Frame Agents as Hired Employees with Clear Mandates

Treat agentic AI design as hiring a subordinate: specify exactly what the agent is tasked to accomplish, its independent decision-making bounds, and scenarios requiring human intervention. This management mindset simplifies agentic projects beyond traditional UI design, where the core challenge shifts from interfaces to oversight. Start by answering three pivotal questions:

  1. What is the agent hired to do? Pinpoint the precise deliverable. For instance, in a salary estimation tool, the agent processes a job description upload to query an internal database for location-adjusted ranges based on experience—replicating what users currently hack via external ChatGPT in seconds, but natively in-product.
  2. What can it decide independently? Grant autonomy within strict limits to avoid overreach. The agent handles data extraction and basic matching autonomously but flags ambiguities like unclear job titles.
  3. When must it escalate to you? Define handoff triggers for trust-building, such as incomplete data or edge cases, ensuring users feel in control without micromanaging routine tasks.
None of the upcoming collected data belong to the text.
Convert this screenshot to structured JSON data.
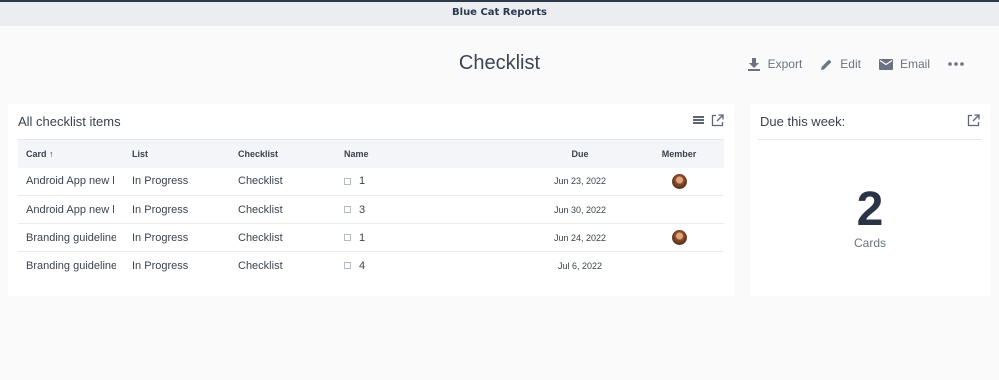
{
  "app": {
    "title": "Blue Cat Reports"
  },
  "page": {
    "title": "Checklist"
  },
  "actions": {
    "export_label": "Export",
    "edit_label": "Edit",
    "email_label": "Email",
    "icons": [
      "download-icon",
      "pencil-icon",
      "mail-icon",
      "more-icon"
    ]
  },
  "checklist_panel": {
    "title": "All checklist items",
    "icons": [
      "list-view-icon",
      "open-external-icon"
    ],
    "columns": {
      "card": "Card",
      "list": "List",
      "checklist": "Checklist",
      "name": "Name",
      "due": "Due",
      "member": "Member"
    },
    "sort": {
      "column": "Card",
      "direction": "ascending"
    },
    "rows": [
      {
        "card": "Android App new l",
        "list": "In Progress",
        "checklist": "Checklist",
        "name": "1",
        "due": "Jun 23, 2022",
        "has_member": true
      },
      {
        "card": "Android App new l",
        "list": "In Progress",
        "checklist": "Checklist",
        "name": "3",
        "due": "Jun 30, 2022",
        "has_member": false
      },
      {
        "card": "Branding guideline",
        "list": "In Progress",
        "checklist": "Checklist",
        "name": "1",
        "due": "Jun 24, 2022",
        "has_member": true
      },
      {
        "card": "Branding guideline",
        "list": "In Progress",
        "checklist": "Checklist",
        "name": "4",
        "due": "Jul 6, 2022",
        "has_member": false
      }
    ]
  },
  "due_panel": {
    "title": "Due this week:",
    "count": "2",
    "count_label": "Cards"
  },
  "colors": {
    "header_bar": "#2b3a4a",
    "accent": "#2a3445"
  }
}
This approach establishes boundaries upfront, preventing scope creep and fostering reliability—users trust agents that stay in their lane, much like effective team members.

Build Trust Through Scoped Autonomy in Practice

Agentic AI thrives when users bypass external tools like ChatGPT for in-product efficiency. In the salary range project led by senior UX designer Karen, customers demanded rapid, database-driven outputs incorporating location and experience. By applying the management framework:

  • Job definition kept the agent laser-focused: ingest JD, output tailored salary band.
  • Autonomy empowered quick wins on standard queries, delivering results in seconds.
  • Escalations routed outliers back to users, maintaining accuracy without halting flow.

Result: Seamless integration that captured outsourced workflows, boosting retention. Trade-off: Over-autonomy risks hallucinations or bad data; under-autonomy frustrates with needless interruptions. Calibrate via iterative testing—prototype with mock escalations to validate boundaries before full deployment.

This isn't hype; it's practical scaffolding for production agents. Traditional design handles static flows; agentic demands dynamic governance, turning designers into de facto managers who ship reliable, bounded intelligence.